In the beginning of the film she is saved from drowning by the writer Jack Cope (not an actual event). A tempestuous relationship ensues, but it does not last. He cannot accept her other dalliances and decides to go away for a few months to be with his sons. She feels terribly rejected and ends her pregnancy, which he doesn’t know about, in a dirty back ally room in a black township. Still, Jack Cope remains her anchor. She continues to call on him every time she is in trouble and each time he comes to her rescue.
During a demonstration to protest the passbook law for blacks, a black child is shot and killed. She gives voice to her shocked reaction to this horrific act in the poem ‘The Child’, an angry, yet prophetic cry for freedom and hope. At the opening of the first session of the democratically elected South African Parliament in 1994, almost thirty years after her death, Nelson Mandela recited ‘The Child’ and praised its author as “both a poet and a South African who celebrated life in the midst of death”, thereby creating a renewed interest in Jonker’s poetry.
Die kind is nie dood nie
The director and producers chose to make this an English language film - no doubt for practical and economic reasons - so the poems are translations. It would have been wonderful, certainly for a Dutch audience, to see and hear her words in Afrikaans, the language in which they were written. Afrikaans still uses the double negative. So “The child is not dead” is really “Die kind is nie dood nie”, which makes that denial of the child’s death all the more emphatic and powerful.
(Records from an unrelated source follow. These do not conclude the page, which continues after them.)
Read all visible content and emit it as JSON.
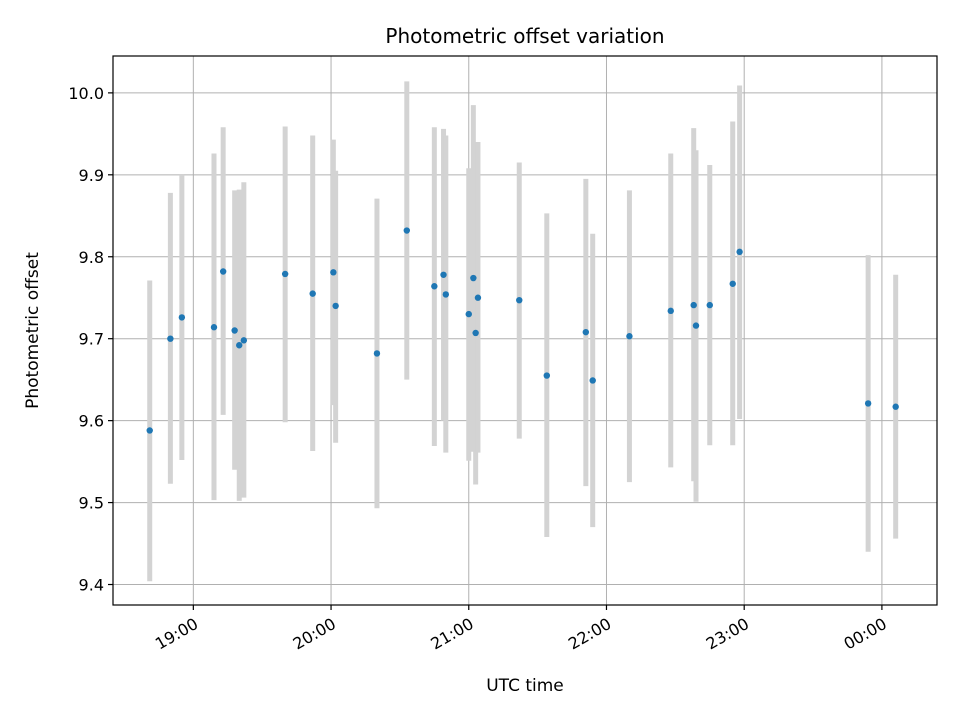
{
  "chart_data": {
    "type": "scatter",
    "title": "Photometric offset variation",
    "xlabel": "UTC time",
    "ylabel": "Photometric offset",
    "x_axis_kind": "time",
    "xlim": [
      "18:25",
      "24:24"
    ],
    "ylim": [
      9.375,
      10.045
    ],
    "grid": true,
    "xticks": [
      {
        "t": "19:00",
        "label": "19:00"
      },
      {
        "t": "20:00",
        "label": "20:00"
      },
      {
        "t": "21:00",
        "label": "21:00"
      },
      {
        "t": "22:00",
        "label": "22:00"
      },
      {
        "t": "23:00",
        "label": "23:00"
      },
      {
        "t": "24:00",
        "label": "00:00"
      }
    ],
    "yticks": [
      9.4,
      9.5,
      9.6,
      9.7,
      9.8,
      9.9,
      10.0
    ],
    "ytick_labels": [
      "9.4",
      "9.5",
      "9.6",
      "9.7",
      "9.8",
      "9.9",
      "10.0"
    ],
    "point_color": "#1f77b4",
    "errorbar_color": "#d3d3d3",
    "points": [
      {
        "t": "18:41",
        "y": 9.588,
        "lo": 9.404,
        "hi": 9.771
      },
      {
        "t": "18:50",
        "y": 9.7,
        "lo": 9.523,
        "hi": 9.878
      },
      {
        "t": "18:55",
        "y": 9.726,
        "lo": 9.552,
        "hi": 9.9
      },
      {
        "t": "19:09",
        "y": 9.714,
        "lo": 9.503,
        "hi": 9.926
      },
      {
        "t": "19:13",
        "y": 9.782,
        "lo": 9.607,
        "hi": 9.958
      },
      {
        "t": "19:18",
        "y": 9.71,
        "lo": 9.54,
        "hi": 9.881
      },
      {
        "t": "19:20",
        "y": 9.692,
        "lo": 9.502,
        "hi": 9.882
      },
      {
        "t": "19:22",
        "y": 9.698,
        "lo": 9.506,
        "hi": 9.891
      },
      {
        "t": "19:40",
        "y": 9.779,
        "lo": 9.598,
        "hi": 9.959
      },
      {
        "t": "19:52",
        "y": 9.755,
        "lo": 9.563,
        "hi": 9.948
      },
      {
        "t": "20:01",
        "y": 9.781,
        "lo": 9.619,
        "hi": 9.943
      },
      {
        "t": "20:02",
        "y": 9.74,
        "lo": 9.573,
        "hi": 9.905
      },
      {
        "t": "20:20",
        "y": 9.682,
        "lo": 9.493,
        "hi": 9.871
      },
      {
        "t": "20:33",
        "y": 9.832,
        "lo": 9.65,
        "hi": 10.014
      },
      {
        "t": "20:45",
        "y": 9.764,
        "lo": 9.569,
        "hi": 9.958
      },
      {
        "t": "20:49",
        "y": 9.778,
        "lo": 9.6,
        "hi": 9.956
      },
      {
        "t": "20:50",
        "y": 9.754,
        "lo": 9.561,
        "hi": 9.948
      },
      {
        "t": "21:00",
        "y": 9.73,
        "lo": 9.551,
        "hi": 9.908
      },
      {
        "t": "21:02",
        "y": 9.774,
        "lo": 9.562,
        "hi": 9.985
      },
      {
        "t": "21:03",
        "y": 9.707,
        "lo": 9.522,
        "hi": 9.891
      },
      {
        "t": "21:04",
        "y": 9.75,
        "lo": 9.561,
        "hi": 9.94
      },
      {
        "t": "21:22",
        "y": 9.747,
        "lo": 9.578,
        "hi": 9.915
      },
      {
        "t": "21:34",
        "y": 9.655,
        "lo": 9.458,
        "hi": 9.853
      },
      {
        "t": "21:51",
        "y": 9.708,
        "lo": 9.52,
        "hi": 9.895
      },
      {
        "t": "21:54",
        "y": 9.649,
        "lo": 9.47,
        "hi": 9.828
      },
      {
        "t": "22:10",
        "y": 9.703,
        "lo": 9.525,
        "hi": 9.881
      },
      {
        "t": "22:28",
        "y": 9.734,
        "lo": 9.543,
        "hi": 9.926
      },
      {
        "t": "22:38",
        "y": 9.741,
        "lo": 9.526,
        "hi": 9.957
      },
      {
        "t": "22:39",
        "y": 9.716,
        "lo": 9.501,
        "hi": 9.93
      },
      {
        "t": "22:45",
        "y": 9.741,
        "lo": 9.57,
        "hi": 9.912
      },
      {
        "t": "22:55",
        "y": 9.767,
        "lo": 9.57,
        "hi": 9.965
      },
      {
        "t": "22:58",
        "y": 9.806,
        "lo": 9.602,
        "hi": 10.009
      },
      {
        "t": "23:54",
        "y": 9.621,
        "lo": 9.44,
        "hi": 9.802
      },
      {
        "t": "24:06",
        "y": 9.617,
        "lo": 9.456,
        "hi": 9.778
      }
    ]
  }
}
That said, even in the English translation, her poems are an essential presence in the film, as they tie the fragile fragments of Jonker’s life together.
One of her books wins her a trip to Europe, which turns into a deeply disappointing experience, leading to a serious breakdown in France. Her father authorizes electro shock treatments for her, which rob her of her zest for life and her ability to write. With her only lifeline gone, she is swept into a downward spiral she cannot escape from and she finally ends her despair and her life in the pounding waves of the ocean near Cape Town.
Much of the film is shot in South Africa. The incredible beauty of the scenery is in stark contrast with the tumultuous political events of that era (1960’s), which in the film simmer right under the surface but do erupt at times as a reminder of the dark reality of the Apartheid regime.
Ingrid Jonker’s love of the beach and the ocean is one of the leitmotifs in this film: carefree beach scenes alternate with shots of powerful waves crashing, churning, and pounding with overwhelming force on sand and rocks. They are a visual expression of Jonker’s inner turmoil, her uncontrollably contradictory emotions, which crash and churn inside her and ultimately lead to her self-destruction.
Black Butterflies is an engrossing film. It opened in Holland last month, but plans for a wider release are as yet unknown. It deserves to be seen. There is one last showing in the Tribeca Film Festival, tonight, Friday April 29, at 10.00 p.m. at the Clearview Chelsea Cinema, on 23rd Street, between 7th and 8th Avenues.